I remembered how Sharma told me last month, "I can be proud only if I get a chance to marry Patali." Sharma spoke as he lit a cigarette, sitting on the balcony that evening. "You're in Kathmandu. Will Patali save her youth for you there in her village, while you get old, Sharma?" I asked satirically.
Ignoring my words, Sharma turned south and looked out of the corner of his eyes, saying at length, "Patali is a woman for love. I came to Kathmandu swearing my love for Patali. Sometimes I become sad, because the image of Patali comes to my mind day and night."
He finished his pack of cigarettes and creased his forehead. Sharma was the most candid person in our village, so it could also be said that he had no enemies.
Despite being exhausted, Sharma would wake up early every morning. "Love is pure," said our friend Chandra, abstractedly, while sitting beside us sipping tea. Sharma said, "I am in love with Patali."
After speaking these words, he left us and went to his room. We guessed he hadn't enjoyed our joking manner, which had made his heart ache bitterly.
At the time of my departure from to Kathmandu, Patali had said to me, "If Sharma changes his plan, I will die." I had told her, "One needs to have trust in love". I said.
Every evening, Sharma would talk about quitting his job and going to village. "How will you bring Patali after quitting your job? You should not get frustrated in this way." I did not know how he would react to the advice I gave him.

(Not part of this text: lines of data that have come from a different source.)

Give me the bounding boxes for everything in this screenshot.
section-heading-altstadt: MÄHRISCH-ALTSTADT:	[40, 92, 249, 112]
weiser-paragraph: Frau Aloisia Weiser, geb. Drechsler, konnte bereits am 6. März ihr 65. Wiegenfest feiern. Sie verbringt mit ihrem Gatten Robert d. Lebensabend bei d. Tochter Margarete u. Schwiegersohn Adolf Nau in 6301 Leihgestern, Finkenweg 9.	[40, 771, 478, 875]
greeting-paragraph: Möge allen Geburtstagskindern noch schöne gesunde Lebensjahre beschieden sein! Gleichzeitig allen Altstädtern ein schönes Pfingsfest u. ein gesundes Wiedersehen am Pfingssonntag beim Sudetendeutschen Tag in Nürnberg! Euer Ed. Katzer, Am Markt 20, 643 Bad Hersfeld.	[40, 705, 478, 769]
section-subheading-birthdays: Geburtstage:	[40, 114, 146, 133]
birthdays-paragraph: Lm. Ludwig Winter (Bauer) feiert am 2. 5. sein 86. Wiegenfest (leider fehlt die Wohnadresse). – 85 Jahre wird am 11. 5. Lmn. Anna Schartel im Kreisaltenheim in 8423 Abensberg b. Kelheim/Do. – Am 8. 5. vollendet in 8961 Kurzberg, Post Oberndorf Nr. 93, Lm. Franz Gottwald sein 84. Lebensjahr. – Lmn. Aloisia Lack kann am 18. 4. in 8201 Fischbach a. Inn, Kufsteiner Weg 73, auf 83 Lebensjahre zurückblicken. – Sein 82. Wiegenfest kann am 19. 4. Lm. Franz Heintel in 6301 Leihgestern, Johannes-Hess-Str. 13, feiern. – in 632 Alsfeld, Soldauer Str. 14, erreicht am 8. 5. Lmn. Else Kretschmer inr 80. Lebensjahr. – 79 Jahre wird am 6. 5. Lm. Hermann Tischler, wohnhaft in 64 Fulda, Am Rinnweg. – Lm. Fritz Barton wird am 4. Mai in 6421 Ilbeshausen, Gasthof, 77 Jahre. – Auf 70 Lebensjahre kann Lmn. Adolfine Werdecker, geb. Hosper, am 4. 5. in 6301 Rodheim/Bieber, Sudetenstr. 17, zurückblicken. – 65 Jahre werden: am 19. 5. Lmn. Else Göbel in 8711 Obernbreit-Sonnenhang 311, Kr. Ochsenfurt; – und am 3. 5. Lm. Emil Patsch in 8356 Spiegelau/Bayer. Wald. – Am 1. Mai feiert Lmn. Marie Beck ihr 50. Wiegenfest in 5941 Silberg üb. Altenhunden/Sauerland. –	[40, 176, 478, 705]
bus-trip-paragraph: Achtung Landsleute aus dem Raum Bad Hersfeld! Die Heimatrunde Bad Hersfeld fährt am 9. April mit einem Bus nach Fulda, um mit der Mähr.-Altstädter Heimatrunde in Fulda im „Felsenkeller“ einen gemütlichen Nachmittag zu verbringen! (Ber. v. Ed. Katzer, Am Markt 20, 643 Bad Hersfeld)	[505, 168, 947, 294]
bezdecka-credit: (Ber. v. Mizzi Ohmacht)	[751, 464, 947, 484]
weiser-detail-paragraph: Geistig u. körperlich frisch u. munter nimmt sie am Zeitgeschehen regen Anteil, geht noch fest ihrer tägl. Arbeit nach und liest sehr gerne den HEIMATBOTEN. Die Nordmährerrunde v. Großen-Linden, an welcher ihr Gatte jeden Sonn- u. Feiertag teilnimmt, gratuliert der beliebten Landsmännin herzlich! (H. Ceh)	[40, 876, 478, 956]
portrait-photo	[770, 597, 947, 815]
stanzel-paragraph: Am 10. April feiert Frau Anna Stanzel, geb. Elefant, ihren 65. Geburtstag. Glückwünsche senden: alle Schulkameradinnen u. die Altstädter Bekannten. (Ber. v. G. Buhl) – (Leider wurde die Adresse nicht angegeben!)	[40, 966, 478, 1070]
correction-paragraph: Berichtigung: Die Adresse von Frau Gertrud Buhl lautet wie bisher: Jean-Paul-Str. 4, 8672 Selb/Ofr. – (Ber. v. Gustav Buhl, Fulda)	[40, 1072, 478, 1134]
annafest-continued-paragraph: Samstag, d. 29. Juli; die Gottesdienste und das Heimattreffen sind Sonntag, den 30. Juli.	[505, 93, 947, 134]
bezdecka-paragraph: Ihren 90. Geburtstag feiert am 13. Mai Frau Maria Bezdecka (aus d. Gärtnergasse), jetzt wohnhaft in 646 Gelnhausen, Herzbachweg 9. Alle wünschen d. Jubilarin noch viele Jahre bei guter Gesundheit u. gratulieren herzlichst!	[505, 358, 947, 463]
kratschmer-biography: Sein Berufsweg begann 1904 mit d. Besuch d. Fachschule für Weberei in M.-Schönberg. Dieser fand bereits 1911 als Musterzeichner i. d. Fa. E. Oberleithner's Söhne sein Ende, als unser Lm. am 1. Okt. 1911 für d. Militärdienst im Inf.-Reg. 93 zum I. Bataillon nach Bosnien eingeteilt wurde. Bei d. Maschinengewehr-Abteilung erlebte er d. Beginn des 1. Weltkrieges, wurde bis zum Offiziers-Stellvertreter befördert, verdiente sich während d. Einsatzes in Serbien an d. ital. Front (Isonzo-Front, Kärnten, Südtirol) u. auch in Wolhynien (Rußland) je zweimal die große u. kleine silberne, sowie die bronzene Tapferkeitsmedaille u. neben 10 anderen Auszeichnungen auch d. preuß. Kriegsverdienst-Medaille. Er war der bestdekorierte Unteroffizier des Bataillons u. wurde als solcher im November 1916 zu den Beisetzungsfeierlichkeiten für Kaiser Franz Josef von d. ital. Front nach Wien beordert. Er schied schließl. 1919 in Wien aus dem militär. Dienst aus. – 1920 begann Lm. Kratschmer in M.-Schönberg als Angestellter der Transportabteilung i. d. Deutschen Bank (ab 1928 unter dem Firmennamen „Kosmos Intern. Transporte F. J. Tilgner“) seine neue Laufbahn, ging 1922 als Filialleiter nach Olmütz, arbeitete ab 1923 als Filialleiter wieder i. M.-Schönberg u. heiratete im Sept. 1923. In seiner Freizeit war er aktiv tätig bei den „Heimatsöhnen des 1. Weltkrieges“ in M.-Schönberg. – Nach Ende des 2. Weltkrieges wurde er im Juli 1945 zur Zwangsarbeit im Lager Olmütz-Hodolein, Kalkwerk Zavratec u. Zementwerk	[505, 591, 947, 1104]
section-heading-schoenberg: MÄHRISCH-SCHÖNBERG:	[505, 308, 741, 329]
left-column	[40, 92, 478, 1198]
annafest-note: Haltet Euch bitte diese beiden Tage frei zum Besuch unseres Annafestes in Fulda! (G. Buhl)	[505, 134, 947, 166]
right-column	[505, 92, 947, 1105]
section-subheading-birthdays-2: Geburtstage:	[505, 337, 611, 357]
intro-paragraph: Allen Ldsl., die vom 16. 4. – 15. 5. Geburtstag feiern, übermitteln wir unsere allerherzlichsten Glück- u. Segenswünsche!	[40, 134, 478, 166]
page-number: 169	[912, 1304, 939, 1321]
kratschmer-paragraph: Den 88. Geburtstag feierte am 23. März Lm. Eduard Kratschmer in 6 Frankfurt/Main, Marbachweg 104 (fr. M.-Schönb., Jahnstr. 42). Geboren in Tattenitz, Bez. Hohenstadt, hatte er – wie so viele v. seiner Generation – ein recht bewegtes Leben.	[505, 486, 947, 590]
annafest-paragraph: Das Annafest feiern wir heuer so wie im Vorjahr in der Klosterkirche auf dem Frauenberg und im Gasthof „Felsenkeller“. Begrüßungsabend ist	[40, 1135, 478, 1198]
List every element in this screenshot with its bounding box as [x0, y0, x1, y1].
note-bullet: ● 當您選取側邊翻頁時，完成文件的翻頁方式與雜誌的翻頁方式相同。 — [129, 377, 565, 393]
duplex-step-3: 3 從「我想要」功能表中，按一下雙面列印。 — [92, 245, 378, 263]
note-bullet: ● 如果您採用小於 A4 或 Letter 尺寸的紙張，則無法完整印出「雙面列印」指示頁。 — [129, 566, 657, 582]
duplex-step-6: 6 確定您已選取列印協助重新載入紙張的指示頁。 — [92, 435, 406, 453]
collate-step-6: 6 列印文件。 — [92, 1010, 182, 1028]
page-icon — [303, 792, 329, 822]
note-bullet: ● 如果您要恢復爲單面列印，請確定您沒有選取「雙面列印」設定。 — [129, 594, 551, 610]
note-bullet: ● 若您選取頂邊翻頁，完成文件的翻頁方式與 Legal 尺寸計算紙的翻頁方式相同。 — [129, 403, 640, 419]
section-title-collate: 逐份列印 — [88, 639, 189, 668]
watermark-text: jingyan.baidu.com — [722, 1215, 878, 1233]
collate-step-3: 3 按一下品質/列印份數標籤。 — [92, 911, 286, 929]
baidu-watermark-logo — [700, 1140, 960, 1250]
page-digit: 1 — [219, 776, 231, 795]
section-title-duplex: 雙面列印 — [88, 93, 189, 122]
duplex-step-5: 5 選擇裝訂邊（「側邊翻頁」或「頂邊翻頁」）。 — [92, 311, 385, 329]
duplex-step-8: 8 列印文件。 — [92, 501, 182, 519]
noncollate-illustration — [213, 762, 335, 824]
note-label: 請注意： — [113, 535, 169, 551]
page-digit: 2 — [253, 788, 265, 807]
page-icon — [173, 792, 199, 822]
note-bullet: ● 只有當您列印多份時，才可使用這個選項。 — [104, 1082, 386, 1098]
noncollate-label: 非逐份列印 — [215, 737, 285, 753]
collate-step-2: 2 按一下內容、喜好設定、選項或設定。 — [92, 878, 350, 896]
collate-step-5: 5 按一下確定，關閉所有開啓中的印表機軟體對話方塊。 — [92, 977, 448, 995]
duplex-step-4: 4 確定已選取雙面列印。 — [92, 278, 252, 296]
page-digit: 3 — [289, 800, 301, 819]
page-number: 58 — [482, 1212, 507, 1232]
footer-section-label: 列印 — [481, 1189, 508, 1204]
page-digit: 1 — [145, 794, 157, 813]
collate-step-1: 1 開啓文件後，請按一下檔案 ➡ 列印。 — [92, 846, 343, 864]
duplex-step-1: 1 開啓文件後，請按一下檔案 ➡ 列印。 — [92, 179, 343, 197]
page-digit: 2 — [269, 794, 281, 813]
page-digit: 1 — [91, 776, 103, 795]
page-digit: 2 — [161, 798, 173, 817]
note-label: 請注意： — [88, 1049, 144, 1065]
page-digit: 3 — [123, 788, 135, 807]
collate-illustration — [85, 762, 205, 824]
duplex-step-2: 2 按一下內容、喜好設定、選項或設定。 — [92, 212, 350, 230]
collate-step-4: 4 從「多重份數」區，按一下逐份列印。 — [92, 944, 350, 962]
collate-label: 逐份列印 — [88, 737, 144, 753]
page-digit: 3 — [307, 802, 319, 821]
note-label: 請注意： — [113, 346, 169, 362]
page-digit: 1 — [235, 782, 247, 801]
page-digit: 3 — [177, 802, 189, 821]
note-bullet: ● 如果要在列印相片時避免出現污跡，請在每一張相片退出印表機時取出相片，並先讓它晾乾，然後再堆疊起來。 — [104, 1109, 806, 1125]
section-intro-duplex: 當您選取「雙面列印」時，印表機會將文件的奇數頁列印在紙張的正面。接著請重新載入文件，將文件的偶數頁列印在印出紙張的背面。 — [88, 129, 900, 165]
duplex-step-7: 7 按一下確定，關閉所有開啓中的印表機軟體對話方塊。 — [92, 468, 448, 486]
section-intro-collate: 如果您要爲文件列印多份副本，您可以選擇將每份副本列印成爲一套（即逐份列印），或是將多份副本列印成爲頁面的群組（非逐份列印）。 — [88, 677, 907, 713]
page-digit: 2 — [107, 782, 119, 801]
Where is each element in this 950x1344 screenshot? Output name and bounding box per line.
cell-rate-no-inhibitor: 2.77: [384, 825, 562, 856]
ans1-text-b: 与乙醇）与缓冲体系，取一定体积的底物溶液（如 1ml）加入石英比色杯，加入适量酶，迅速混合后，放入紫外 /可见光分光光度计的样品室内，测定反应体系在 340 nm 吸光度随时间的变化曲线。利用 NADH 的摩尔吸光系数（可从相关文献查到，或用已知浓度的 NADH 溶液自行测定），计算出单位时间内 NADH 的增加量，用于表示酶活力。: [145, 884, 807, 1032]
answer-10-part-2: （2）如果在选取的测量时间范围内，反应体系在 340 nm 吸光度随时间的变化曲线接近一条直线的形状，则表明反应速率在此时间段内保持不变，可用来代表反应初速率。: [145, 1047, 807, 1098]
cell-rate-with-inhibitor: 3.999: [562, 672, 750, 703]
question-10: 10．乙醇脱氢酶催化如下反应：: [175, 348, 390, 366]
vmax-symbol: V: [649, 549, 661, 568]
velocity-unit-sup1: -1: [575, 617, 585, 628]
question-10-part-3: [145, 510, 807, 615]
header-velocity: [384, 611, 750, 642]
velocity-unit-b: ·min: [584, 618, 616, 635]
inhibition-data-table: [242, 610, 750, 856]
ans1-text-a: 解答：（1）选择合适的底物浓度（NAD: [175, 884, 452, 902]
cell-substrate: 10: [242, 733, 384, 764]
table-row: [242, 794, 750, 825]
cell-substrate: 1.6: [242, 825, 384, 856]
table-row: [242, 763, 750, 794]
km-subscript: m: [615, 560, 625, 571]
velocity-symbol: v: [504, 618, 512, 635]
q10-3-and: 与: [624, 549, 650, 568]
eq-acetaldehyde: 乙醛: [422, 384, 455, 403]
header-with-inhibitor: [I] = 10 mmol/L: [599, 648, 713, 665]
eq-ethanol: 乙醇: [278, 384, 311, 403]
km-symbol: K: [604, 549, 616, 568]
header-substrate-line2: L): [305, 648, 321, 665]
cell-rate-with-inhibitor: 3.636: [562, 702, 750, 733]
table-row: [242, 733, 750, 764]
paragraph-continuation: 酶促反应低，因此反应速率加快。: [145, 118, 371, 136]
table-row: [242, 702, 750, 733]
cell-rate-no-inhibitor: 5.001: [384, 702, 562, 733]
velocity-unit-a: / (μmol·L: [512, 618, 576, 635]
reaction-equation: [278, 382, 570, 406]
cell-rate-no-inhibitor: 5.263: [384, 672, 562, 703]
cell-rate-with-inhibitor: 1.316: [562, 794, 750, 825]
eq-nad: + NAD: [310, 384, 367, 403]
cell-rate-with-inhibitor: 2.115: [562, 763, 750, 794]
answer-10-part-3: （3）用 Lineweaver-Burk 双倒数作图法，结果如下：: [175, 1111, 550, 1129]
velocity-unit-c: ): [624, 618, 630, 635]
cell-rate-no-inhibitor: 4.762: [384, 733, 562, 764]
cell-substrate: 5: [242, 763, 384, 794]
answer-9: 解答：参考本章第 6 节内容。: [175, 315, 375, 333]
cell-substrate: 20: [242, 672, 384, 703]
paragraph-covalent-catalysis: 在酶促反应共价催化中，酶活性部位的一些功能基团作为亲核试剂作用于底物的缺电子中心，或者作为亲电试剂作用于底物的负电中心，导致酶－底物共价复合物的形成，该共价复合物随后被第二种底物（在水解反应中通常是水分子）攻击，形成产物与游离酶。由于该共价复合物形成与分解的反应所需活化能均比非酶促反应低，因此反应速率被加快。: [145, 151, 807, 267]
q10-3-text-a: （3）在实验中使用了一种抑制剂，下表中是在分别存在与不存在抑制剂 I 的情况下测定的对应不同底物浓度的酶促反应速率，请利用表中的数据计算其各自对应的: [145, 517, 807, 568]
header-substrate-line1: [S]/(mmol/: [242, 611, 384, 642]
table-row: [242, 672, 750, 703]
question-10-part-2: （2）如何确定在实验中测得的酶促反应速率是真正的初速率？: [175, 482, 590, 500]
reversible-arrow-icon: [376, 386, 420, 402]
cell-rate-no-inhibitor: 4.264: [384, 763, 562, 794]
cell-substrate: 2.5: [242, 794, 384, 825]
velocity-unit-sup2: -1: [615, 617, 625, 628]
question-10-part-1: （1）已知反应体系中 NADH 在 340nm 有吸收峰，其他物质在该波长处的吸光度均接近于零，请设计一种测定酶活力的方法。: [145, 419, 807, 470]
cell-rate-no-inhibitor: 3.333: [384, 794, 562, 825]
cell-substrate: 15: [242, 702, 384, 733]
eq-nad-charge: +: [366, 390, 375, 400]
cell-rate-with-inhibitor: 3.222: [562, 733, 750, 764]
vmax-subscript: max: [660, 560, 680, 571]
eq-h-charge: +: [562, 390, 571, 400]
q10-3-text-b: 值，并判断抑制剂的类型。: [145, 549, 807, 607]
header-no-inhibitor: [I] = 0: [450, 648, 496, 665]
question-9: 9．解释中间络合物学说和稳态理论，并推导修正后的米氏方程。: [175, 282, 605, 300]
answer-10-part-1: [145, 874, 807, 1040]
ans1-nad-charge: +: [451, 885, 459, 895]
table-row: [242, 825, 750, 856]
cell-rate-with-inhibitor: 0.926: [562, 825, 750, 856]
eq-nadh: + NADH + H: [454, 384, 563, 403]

"If my mother does not let me marry her, I will catch a bus coming straight back to Kathmandu. I bought a return ticket too," Sharma told me, showing me the ticket. I had scolded him, saying, "Hey Sharma dai, how dare you buy a ticket without letting me know first? You should have talked to me if you were planning on going! If you do as you please, then I can do nothing." At that point, he had left my house without speaking a word to me.
Much later, an early morning phone call from Patali had woken me up from sleep, "there is no sign of Sharma. Do you think he committed suicide?" I sensed that Sharma had not informed Patali that he was coming late.
Weeks before, he had boasted to me, " The day after tomorrow, I will leave for the village."
So, when Chandra told me over the phone, "Sharma disappeared last night, Kamala," I had nearly fainted. He went on, "criminal group has kidnapped him. Maybe he is already dead, we don't know." I don't even know if Sharma is alive or dead. After Sharma disappeared, Patali also committed suicide in our village this year. I feel lonely without them, and I want justice for them.